Sonhos são únicos. Não dá para transferir. O que é pequeno para mim pode ser gigantesco para quem eu amo, e tudo bem
Sempre achei que sabia amar. Que sabia expressar, oferecer, entregar. Afinal, amor é isso, não é? Um presente bem pensado, uma surpresa inesquecível, algo digno de um filme bonito. Mas foi com minha mãe que aprendi que o amor, quando é de verdade, não tem cenário. Ele só precisa ser simples.
Por anos, dei à minha mãe o meu Natal — não o dela.
Certa vez, fiz uma permuta com um spa e levei minha mãe para viver um dia que, para mim, era o auge da paz: massagem relaxante, banho com sais de lavanda, música ambiente de flauta doce. Um paraíso — ou pelo menos era o que eu imaginava. Quando saímos, ela sorriu amarelo, me agradeceu, mas aquele sorriso não chegou aos olhos. Não havia ali nenhuma emoção arrebatadora, como eu esperava. Ela não me culpou por nada, eu sei, mas fiquei decepcionado, como se ela não tivesse entendido o tamanho do meu gesto.

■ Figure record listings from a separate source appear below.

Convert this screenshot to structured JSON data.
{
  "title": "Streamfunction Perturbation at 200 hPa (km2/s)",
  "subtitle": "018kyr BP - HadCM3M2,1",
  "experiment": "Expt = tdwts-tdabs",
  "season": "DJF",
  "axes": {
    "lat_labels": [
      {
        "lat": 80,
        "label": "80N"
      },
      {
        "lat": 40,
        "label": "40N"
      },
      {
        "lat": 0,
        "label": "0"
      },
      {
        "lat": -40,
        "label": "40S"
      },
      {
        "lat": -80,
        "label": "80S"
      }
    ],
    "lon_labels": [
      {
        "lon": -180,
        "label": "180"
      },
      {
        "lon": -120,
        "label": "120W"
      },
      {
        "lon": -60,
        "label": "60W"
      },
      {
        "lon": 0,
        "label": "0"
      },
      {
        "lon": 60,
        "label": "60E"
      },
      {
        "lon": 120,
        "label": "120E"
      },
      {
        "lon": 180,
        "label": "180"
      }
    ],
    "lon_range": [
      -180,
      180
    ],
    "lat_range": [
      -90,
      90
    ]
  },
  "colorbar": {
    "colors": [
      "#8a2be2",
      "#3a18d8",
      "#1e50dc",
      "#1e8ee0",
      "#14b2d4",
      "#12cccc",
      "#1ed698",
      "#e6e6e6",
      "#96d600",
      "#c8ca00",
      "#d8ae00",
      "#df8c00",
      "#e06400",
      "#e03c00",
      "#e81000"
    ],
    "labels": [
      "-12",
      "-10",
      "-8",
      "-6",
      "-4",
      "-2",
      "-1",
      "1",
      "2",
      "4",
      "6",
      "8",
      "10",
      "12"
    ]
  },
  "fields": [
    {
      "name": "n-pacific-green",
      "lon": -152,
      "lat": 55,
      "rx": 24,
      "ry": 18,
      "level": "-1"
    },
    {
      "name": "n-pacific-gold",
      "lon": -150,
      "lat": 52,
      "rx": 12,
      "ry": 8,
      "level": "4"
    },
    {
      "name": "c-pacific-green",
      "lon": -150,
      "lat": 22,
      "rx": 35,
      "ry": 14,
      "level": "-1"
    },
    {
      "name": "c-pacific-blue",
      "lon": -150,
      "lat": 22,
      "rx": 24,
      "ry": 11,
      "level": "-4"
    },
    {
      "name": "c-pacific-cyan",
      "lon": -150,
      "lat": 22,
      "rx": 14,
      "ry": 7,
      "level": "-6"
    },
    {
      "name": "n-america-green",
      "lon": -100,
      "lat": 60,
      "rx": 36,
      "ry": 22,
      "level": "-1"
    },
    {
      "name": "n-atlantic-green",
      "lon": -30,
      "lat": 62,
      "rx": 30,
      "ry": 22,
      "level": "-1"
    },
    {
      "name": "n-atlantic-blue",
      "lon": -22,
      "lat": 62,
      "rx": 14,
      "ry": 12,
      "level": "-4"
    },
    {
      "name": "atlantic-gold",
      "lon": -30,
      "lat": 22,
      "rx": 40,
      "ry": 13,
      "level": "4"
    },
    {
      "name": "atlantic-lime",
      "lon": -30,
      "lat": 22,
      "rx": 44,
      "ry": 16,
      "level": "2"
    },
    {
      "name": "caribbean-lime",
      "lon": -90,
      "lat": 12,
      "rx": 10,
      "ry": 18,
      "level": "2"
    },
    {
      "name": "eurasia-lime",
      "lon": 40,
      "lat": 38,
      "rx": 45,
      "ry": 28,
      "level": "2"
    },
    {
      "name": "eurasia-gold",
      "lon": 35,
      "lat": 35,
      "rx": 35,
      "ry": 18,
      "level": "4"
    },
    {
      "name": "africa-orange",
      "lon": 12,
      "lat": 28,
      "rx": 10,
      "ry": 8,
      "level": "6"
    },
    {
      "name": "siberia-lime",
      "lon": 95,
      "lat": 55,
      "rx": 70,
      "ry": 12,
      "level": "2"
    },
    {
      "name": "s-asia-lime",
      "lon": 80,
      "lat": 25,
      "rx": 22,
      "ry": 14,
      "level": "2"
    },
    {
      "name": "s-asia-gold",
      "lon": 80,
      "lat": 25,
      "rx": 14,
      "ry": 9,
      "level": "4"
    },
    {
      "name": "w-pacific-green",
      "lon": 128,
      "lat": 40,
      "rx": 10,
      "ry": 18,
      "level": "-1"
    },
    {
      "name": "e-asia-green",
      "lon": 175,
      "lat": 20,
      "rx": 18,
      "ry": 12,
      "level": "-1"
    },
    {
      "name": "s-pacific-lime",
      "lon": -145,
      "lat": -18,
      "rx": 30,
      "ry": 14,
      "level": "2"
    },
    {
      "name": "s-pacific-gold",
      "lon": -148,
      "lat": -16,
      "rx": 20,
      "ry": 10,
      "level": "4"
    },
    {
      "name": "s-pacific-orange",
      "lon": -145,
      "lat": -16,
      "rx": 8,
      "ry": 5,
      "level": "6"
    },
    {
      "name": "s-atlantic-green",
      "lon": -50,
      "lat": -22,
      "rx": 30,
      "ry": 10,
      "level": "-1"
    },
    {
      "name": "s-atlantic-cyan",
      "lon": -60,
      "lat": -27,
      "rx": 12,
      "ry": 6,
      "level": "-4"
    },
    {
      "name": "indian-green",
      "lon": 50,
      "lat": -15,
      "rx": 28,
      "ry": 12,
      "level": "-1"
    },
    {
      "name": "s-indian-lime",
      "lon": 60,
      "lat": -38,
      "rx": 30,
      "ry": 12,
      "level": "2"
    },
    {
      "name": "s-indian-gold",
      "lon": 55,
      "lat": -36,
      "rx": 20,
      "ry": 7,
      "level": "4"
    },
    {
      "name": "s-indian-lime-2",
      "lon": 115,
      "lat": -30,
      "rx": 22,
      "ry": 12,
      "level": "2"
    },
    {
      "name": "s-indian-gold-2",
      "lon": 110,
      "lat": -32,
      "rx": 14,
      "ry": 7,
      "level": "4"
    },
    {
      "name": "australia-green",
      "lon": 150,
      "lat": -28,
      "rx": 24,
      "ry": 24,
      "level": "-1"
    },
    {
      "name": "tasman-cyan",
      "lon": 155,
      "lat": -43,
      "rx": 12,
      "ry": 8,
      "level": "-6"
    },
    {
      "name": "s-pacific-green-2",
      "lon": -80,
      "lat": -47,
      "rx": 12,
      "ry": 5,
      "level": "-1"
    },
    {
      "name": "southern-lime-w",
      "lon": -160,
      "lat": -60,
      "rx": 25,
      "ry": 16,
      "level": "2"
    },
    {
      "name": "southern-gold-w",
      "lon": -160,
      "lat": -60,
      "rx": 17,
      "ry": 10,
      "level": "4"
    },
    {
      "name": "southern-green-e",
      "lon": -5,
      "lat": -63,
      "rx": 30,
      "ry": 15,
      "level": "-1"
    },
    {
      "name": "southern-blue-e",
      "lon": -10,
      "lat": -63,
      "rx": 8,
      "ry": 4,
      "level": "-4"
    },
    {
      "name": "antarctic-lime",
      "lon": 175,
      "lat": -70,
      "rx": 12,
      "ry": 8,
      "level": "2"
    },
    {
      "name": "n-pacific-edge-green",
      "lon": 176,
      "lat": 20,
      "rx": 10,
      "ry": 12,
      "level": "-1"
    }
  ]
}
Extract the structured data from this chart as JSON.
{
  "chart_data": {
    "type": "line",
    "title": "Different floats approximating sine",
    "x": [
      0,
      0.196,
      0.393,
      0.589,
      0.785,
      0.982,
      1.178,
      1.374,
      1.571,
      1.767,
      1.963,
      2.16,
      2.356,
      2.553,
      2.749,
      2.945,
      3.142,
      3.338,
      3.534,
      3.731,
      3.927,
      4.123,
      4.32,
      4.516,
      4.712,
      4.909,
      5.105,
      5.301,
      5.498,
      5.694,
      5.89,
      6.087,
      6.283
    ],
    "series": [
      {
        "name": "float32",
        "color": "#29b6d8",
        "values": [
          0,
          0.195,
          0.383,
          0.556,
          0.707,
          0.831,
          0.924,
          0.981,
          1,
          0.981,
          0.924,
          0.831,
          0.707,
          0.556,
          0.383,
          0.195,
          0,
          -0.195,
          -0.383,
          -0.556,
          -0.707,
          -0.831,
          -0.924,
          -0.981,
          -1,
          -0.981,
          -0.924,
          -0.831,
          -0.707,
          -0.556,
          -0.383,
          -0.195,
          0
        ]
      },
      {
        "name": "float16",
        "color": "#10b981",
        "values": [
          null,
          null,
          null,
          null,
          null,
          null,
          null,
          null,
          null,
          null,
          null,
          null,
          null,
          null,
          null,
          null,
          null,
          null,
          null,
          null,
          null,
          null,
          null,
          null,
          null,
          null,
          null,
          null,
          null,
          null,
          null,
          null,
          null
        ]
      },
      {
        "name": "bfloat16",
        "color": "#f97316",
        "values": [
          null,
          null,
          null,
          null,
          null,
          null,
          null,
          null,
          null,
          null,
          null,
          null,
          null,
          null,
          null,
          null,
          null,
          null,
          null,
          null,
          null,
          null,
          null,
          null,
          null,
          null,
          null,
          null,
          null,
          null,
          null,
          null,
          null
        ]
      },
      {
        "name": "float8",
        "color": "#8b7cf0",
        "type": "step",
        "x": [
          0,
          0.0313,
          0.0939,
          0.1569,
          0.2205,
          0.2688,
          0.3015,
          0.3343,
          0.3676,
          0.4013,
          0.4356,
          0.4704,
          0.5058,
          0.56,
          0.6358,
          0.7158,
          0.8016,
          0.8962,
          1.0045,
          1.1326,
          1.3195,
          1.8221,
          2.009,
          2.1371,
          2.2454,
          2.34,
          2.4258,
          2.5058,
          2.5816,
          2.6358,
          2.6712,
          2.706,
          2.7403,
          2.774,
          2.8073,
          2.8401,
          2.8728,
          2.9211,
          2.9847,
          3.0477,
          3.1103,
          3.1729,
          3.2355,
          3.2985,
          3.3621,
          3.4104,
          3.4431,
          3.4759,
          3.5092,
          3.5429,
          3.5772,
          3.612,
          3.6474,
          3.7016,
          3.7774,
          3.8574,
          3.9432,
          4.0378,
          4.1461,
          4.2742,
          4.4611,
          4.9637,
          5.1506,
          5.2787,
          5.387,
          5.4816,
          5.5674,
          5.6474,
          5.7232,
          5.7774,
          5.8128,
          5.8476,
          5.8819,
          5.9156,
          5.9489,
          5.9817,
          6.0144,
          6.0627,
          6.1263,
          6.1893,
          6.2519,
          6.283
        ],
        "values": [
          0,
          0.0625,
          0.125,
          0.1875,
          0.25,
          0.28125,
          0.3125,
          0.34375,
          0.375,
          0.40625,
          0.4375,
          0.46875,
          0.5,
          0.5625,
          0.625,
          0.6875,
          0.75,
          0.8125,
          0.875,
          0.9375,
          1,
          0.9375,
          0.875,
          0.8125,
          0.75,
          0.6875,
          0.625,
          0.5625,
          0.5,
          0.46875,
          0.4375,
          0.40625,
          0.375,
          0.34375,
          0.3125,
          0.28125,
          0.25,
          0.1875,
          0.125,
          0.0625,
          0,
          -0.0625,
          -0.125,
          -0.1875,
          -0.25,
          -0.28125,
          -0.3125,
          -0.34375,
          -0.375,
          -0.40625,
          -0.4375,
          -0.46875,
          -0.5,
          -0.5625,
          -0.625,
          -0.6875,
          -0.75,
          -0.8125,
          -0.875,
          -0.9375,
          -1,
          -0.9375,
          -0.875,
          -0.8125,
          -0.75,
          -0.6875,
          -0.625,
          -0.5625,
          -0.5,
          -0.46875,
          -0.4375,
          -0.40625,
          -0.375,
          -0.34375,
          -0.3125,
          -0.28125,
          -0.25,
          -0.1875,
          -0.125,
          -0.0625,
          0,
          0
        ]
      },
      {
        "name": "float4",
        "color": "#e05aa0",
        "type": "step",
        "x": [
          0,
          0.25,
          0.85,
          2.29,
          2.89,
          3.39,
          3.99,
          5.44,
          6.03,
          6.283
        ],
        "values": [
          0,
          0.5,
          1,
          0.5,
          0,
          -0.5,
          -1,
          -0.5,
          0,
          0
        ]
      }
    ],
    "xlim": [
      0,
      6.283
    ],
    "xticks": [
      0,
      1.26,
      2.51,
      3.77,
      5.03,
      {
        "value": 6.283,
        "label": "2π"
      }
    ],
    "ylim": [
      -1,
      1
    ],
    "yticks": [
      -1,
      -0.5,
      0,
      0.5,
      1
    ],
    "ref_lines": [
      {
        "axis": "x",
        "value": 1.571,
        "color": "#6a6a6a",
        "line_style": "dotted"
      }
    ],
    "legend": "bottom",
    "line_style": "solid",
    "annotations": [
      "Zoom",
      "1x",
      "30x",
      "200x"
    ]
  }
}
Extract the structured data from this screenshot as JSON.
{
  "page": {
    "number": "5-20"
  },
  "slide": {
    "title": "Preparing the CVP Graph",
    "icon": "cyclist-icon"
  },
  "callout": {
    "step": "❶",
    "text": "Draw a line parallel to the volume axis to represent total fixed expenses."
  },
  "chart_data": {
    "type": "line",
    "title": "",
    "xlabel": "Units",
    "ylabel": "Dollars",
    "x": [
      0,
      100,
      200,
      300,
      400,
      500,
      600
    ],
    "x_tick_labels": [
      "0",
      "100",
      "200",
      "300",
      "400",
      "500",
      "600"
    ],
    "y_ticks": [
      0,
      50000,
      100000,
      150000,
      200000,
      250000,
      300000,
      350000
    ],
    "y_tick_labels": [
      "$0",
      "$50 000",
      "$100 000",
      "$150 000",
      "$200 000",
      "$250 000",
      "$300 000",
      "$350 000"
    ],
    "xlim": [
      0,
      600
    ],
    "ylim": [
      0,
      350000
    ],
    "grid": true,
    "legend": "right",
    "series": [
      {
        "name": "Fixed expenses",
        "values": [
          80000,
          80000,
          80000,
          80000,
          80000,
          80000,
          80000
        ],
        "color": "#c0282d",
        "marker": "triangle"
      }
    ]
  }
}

No ano seguinte, tentei de novo. Uma viagem pelo litoral do Rio. Paraty, pôr do sol refletindo no mar, jantar em um restaurante premiado. Já imaginei lágrimas, palavras bonitas, um momento mágico. Mas, ao sentar à mesa, ela olhou o cardápio, me olhou de volta e disse:
— Filho, leva qualquer coisa simples pra gente comer no hotel?
Na hora, senti um nó na garganta. Achei que ela não valorizava o meu esforço. A verdade é que minha mãe nunca foi ingrata. Eu é que fui arrogante. Dei a ela o que me emocionava, e não o que tocava o coração dela.
Eu queria que ela amasse o que eu amo. Queria encaixá-la no meu jeito de ver a vida, como se o amor dependesse de concordar, de sentir igual. E ela só queria ser respeitada no que é. Porque amor também é aceitar que o outro tem sonhos diferentes dos nossos.
Nesta semana, a dez dias do Natal, minha mãe comentou casualmente que queria comprar um forno elétrico. Era o “sonho” dela, e eu ri por dentro, sem entender como um pedaço de metal podia ser digno dessa palavra. Mas enquanto ela contava sobre as receitas que faria e sobre como juntaria uns trocados para alcançar essa conquista, percebi algo: ela não estava falando de um forno. Estava falando de felicidade.
Comprei o forno, pus uma touca de Papai Noel, entrei cantando desafinado — “Jingle Bells, Jingle Bells” — como se fosse a própria Mariah Carey. Ela veio da cozinha, enxugando as mãos no avental, e me viu no meio da sala, segurando o sonho. O forno.
Minha mãe chorou. Chorou como criança, com soluço e tudo. Era como se o Menino Jesus tivesse entrado pela janela, numa tarde de verão, no meio daquele silêncio que só existe em casa de mãe. Ela encostou o rosto no forno, como quem encosta o rosto num sonho quente.
— Filho, você realizou o meu sonho.
E, naquele instante, o Natal coube inteiro dentro de um eletrodoméstico. Porque o amor é isso: ele cabe no que a gente não vê.
Ali, abraçado à minha mãe, entendi três lições que a gente demora uma vida inteira para aprender:
Primeiro, que o amor é simples. Não precisa de pompa nem artifício.
Segundo, que não existe ingratidão — o problema está nas nossas expectativas infladas, nunca no outro.
E terceiro, que sonhos são únicos. Não dá para transferir. O que é pequeno para mim pode ser gigantesco para quem eu amo, e tudo bem.
Minha mãe me ensinou, sem querer, o que é amar de verdade. Não é o tamanho do gesto. É o tamanho do respeito. É ouvir. É entender. É saber que, às vezes, o maior presente do mundo não vem com laços dourados: vem com cheiro de bolo recém-assado, saindo de um forno elétrico que custou menos do que uma viagem, mas valeu o peso de um sonho.